Yes, many training scenarios today don’t involve much manual data labeling. That’s great (setting aside that now nobody at all knows what’s going on inside the dataset) but there’s usually analogous process of filtering and preprocessing the data, and the rest of the process is still very much the same.

The rest of computing has become interactive and graphical

Meanwhile, most of the rest of computing has moved on from its batch mode origins. Most of us spend most of our working life in very interactive modes of computing. Machine learning is behind in this sense.

Perhaps that is to be expected. It took a long and hard-fought campaign to make classical computing interactive and graphical. People like J. C. R. Licklider worked for years planting the intellectual seeds and funding the research projects that gradually blossomed into the interactive computing that we’ve become accustomed to.

Batch mode is the default. When software engineers without the specific intention to make something interactive sit down and write something like a machine learning training system, the most natural design is to have the computer do a bunch of work invisibly and then spit something out at the end.

Machine learning is a new paradigm of computing, where machines learn from data rather than follow human-written instructions. What interactive graphical interfaces to this kind of computing should look like is still largely a research problem. So it makes sense that we’re falling back to the batch default.

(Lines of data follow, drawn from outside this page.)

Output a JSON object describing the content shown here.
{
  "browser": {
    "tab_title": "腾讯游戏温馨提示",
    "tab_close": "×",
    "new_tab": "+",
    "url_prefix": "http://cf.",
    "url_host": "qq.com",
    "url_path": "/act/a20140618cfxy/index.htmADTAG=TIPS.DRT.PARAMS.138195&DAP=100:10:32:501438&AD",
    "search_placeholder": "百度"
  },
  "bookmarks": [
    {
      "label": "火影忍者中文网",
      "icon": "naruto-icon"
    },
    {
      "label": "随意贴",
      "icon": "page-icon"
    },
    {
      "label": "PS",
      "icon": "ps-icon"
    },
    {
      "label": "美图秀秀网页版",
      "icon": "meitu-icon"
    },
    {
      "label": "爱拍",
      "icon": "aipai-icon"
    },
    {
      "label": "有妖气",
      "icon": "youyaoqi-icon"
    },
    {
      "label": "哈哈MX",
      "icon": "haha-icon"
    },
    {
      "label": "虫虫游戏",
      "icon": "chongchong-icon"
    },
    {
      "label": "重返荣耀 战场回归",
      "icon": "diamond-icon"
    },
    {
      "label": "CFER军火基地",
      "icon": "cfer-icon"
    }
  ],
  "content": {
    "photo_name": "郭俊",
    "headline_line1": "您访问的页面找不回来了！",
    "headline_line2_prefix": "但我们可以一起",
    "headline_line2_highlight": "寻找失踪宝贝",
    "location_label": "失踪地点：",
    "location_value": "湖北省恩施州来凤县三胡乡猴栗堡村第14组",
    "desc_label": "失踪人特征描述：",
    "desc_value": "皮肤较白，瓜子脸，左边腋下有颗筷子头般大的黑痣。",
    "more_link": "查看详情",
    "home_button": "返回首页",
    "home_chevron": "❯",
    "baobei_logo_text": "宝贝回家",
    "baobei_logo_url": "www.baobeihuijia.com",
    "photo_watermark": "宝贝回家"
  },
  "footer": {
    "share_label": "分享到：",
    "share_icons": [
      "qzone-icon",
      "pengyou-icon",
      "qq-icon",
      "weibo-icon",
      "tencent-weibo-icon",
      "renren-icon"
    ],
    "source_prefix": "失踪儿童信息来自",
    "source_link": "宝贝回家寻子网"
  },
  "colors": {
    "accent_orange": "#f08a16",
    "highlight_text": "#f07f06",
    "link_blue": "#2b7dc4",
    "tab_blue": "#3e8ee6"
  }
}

Interactive machine learning is possible

It took the work of many people over a generation to develop the ideas, research systems, and eventually products that brought interactive computing to the mainstream. Fortunately, there are people already working on doing the same for machine learning. To highlight three people whose work I admire:

Vincent D. Warmerdam (@fishnets88, koaning.io) – I often find myself thinking about his library human-learn, which allows users to design rule-based classifiers that are compatible with the sklearn ecosystem and that that can be used in place of and alongside ML models. You can even directly draw a decision boundary on top of a visualization of feature space.

He has tons of other cool projects too, like doubtlab, a library that encapsulates different ways of detecting bad labels, and bulk, a tool for labeling large groups of data points at once by taking advantage of 2D embeddings.

Ben Schmidt (@benmschmidt, benschmidt.org) – Ben recently left his position at NYU to work full time on Nomic, “the world’s first information cartography company”. You should follow the link to understand what that means.

I’ve been interested in this kind of interface for a long time, ever since I first encountered the Embedding Projector. What I think is so fascinating about this kind of interface is that it makes the internal, embedding representations of ML models directly visible to the end user. This makes the model’s understanding of the dataset into something the user can see and explore.

Been Kim (@_beenkim, beenkim.github.io) – Been is the first author of a paper titled Interpretability Beyond Feature Attribution: Quantitative Testing with Concept Activation Vectors (TCAV), which introduces a way for humans to represent arbitrary concepts using the same kind of internal embedding representations that Ben Schmidt visualizes in his work. I’m using her as a stand in both for all of the other authors on that paper as well as the whole line of work the paper spawned – it’s now sitting at over 900 citations.

I find this idea, representing human-defined concepts using the internal representations of ML models, exciting because it lets us bridge between the ways humans understand the data and the ways models do. You could for instance define a concept like “playful” for your dataset of user comments. You could then jump from a given comment toward comments that are similar to the first comment, but more playful. You could find the most playful comments. You can check how important the concept of playfulness is to the decisions a model makes (this is the focus of the original paper). This allows us to build interfaces where the dials and levers can navigate, filter, and manipulate human-meaningful aspects of the dataset or model, not just the metadata where most interfaces are stuck today.

All of this work taken together begins to hint at a future where machine learning systems are developed in rich graphical environemnts, where the data is up front and easily inspectable, where models and data can be explained and re-expressed in terms of human-interpretable concepts, and where those same concepts act as an interface, allowing us to transform the dataset as well as the model itself in tangible, meaningful ways.

Compared to the batch-mode machine learning that predominates today, this future is one where there is a much tighter feedback loop and much higher bandwidth between the system and the human who is trying to shape the system to achieve their goals. It’s a future that that enables more non-linear workflows where there are more opportunities for creative problem solving in developing machine learning systems, making the whole process more interesting, more immersive and more fun.

That’s the future I want to build.

P.S. Conspicuously absent from my account of the state of machine learning here is the rise of large generative models that are conditioned on text or other human-manipulable inputs. These models do offer much tighter feedback loops, but at the expense of putting the control over the model more out of reach for most people. How these models fit into the broader future of interactive machine learning is something I’m still processing and will be the subject of future posts.